Watertown, MA, United States
Welcome to the blog, School that Matters. Here you'll find updates and news relevant to Watertown High School as well as thoughts, questions, links and provocations related to our mission in public high school education: making sure that school matters to all of our students, to their presents and their futures. If anything you read provokes questions, comments, or a desire to be involved, send me an email at Steven Watson.

Sunday, September 11, 2011

9/11 at Watertown High School

Thanks to the imagination and commitment curriculum coordinator Kraig Gustafson and the social studies department, Watertown High had the opportunity to remember the tragic events of September 11, 2001 on Thursday and Friday.


On the morning of September 11th, I remember standing in a classroom in Boston's Chinatown. It was a free period in my day, and a colleague - I remember his name and tone of voice - told me to turn on the television because New York City was under attack. I couldn't believe him. I turned on the TV, stunned at what I was seeing, and started to think of family working in Manhattan and a close friend who had been due to fly out of Logan that morning. If you are an adult, you no doubt also remember where you were, who was with you, and how you felt when the shocking news hit you that late summer morning.

Most of our high school students have much fainter memories of that day, and soon WHS will be filled with students who can't remember it at all. Yet the events of that day are perhaps the centerpiece of 21st century history thus far; their impact still looms large in our world.

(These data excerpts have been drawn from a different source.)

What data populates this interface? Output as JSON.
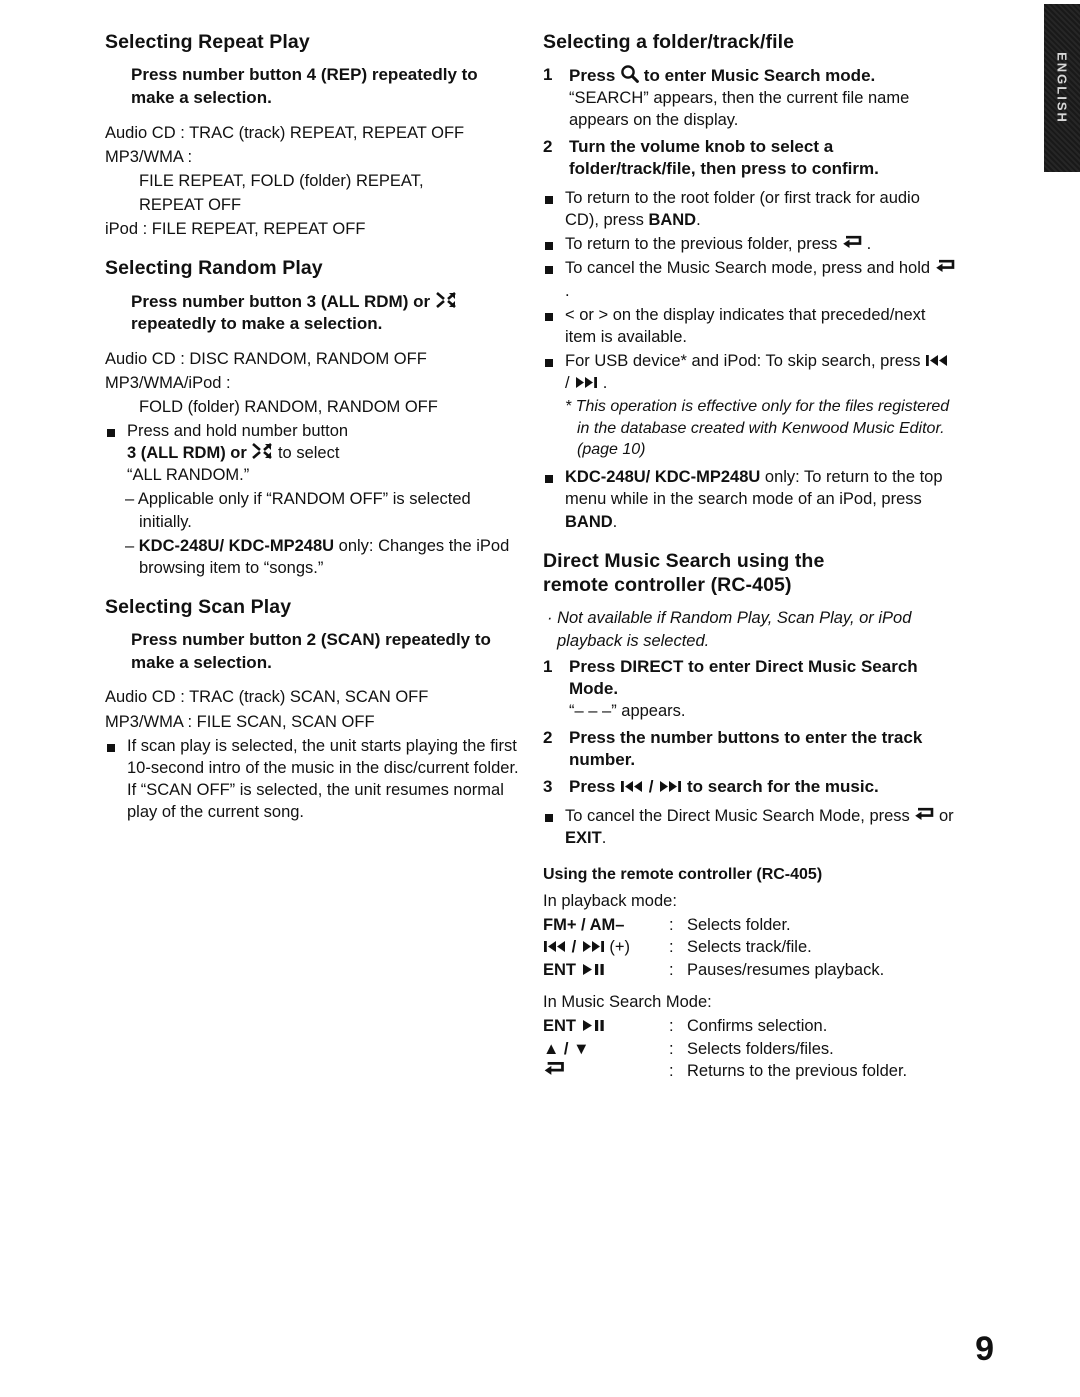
{
  "page": {
    "number": "9",
    "edge_label": "ENGLISH"
  },
  "left": {
    "repeat": {
      "heading": "Selecting Repeat Play",
      "lead": "Press number button 4 (REP) repeatedly to make a selection.",
      "lines": [
        "Audio CD : TRAC (track) REPEAT, REPEAT OFF",
        "MP3/WMA :",
        "FILE REPEAT, FOLD (folder) REPEAT,",
        "REPEAT OFF",
        "iPod : FILE REPEAT, REPEAT OFF"
      ]
    },
    "random": {
      "heading": "Selecting Random Play",
      "lead_a": "Press number button 3 (ALL RDM) or",
      "lead_b": "repeatedly to make a selection.",
      "lines": [
        "Audio CD : DISC RANDOM, RANDOM OFF",
        "MP3/WMA/iPod :",
        "FOLD (folder) RANDOM, RANDOM OFF"
      ],
      "bullet_1": "Press and hold number button",
      "bullet_1_b": "3 (ALL RDM) or",
      "bullet_1_c": "to select",
      "bullet_1_d": "“ALL RANDOM.”",
      "dash_1": "– Applicable only if “RANDOM OFF” is selected initially.",
      "dash_2_bold": "KDC-248U/ KDC-MP248U",
      "dash_2_rest": "only: Changes the iPod browsing item to “songs.”"
    },
    "scan": {
      "heading": "Selecting Scan Play",
      "lead": "Press number button 2 (SCAN) repeatedly to make a selection.",
      "lines": [
        "Audio CD : TRAC (track) SCAN, SCAN OFF",
        "MP3/WMA : FILE SCAN, SCAN OFF"
      ],
      "bullet": "If scan play is selected, the unit starts playing the first 10-second intro of the music in the disc/current folder.",
      "bullet_cont": "If “SCAN OFF” is selected, the unit resumes normal play of the current song."
    }
  },
  "right": {
    "folder": {
      "heading": "Selecting a folder/track/file",
      "step1_main_a": "Press",
      "step1_main_b": "to enter Music Search mode.",
      "step1_sub": "“SEARCH” appears, then the current file name appears on the display.",
      "step2_main": "Turn the volume knob to select a folder/track/file, then press to confirm.",
      "b1_a": "To return to the root folder (or first track for audio CD), press",
      "b1_bold": "BAND",
      "b1_end": ".",
      "b2": "To return to the previous folder, press",
      "b3": "To cancel the Music Search mode, press and hold",
      "b4": "< or > on the display indicates that preceded/next item is available.",
      "b5_a": "For USB device* and iPod: To skip search, press",
      "b5_sep": "/",
      "note": "* This operation is effective only for the files registered in the database created with Kenwood Music Editor. (page 10)",
      "b6_bold": "KDC-248U/ KDC-MP248U",
      "b6_rest": "only: To return to the top menu while in the search mode of an iPod, press",
      "b6_bold2": "BAND",
      "b6_end": "."
    },
    "direct": {
      "heading_l1": "Direct Music Search using the",
      "heading_l2": "remote controller (RC-405)",
      "note_italic": "· Not available if Random Play, Scan Play, or iPod playback is selected.",
      "step1_a": "Press",
      "step1_bold": "DIRECT",
      "step1_b": "to enter Direct Music Search Mode.",
      "step1_sub": "“– – –” appears.",
      "step2": "Press the number buttons to enter the track number.",
      "step3_a": "Press",
      "step3_sep": "/",
      "step3_b": "to search for the music.",
      "bullet_a": "To cancel the Direct Music Search Mode, press",
      "bullet_or": "or",
      "bullet_bold": "EXIT",
      "bullet_end": "."
    },
    "remote": {
      "heading": "Using the remote controller (RC-405)",
      "mode1": "In playback mode:",
      "rows1": [
        {
          "key": "FM+ / AM–",
          "colon": ":",
          "value": "Selects folder."
        },
        {
          "key": "(+)",
          "colon": ":",
          "value": "Selects track/file.",
          "icon": "skip-both-plus"
        },
        {
          "key": "ENT",
          "colon": ":",
          "value": "Pauses/resumes playback.",
          "icon": "play-pause"
        }
      ],
      "mode2": "In Music Search Mode:",
      "rows2": [
        {
          "key": "ENT",
          "colon": ":",
          "value": "Confirms selection.",
          "icon": "play-pause"
        },
        {
          "key": "▲ / ▼",
          "colon": ":",
          "value": "Selects folders/files."
        },
        {
          "key": "",
          "colon": ":",
          "value": "Returns to the previous folder.",
          "icon": "return-arrow"
        }
      ]
    }
  }
}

So at Watertown High, we remembered. I read an announcement on Thursday morning. We hung flags with the names of rescue workers who died. Social studies classes presented facts, perspectives, and background on the events of the day and the implications since. In my own English class, we read parts of Galway Kinnell's haunting poem, "When the Towers Fell," and wondered just what it means that "each light, each life, put out, lives within us."

Our history does indeed live within us. We hope we help our students make meaning of it, and find their place in our fractured world.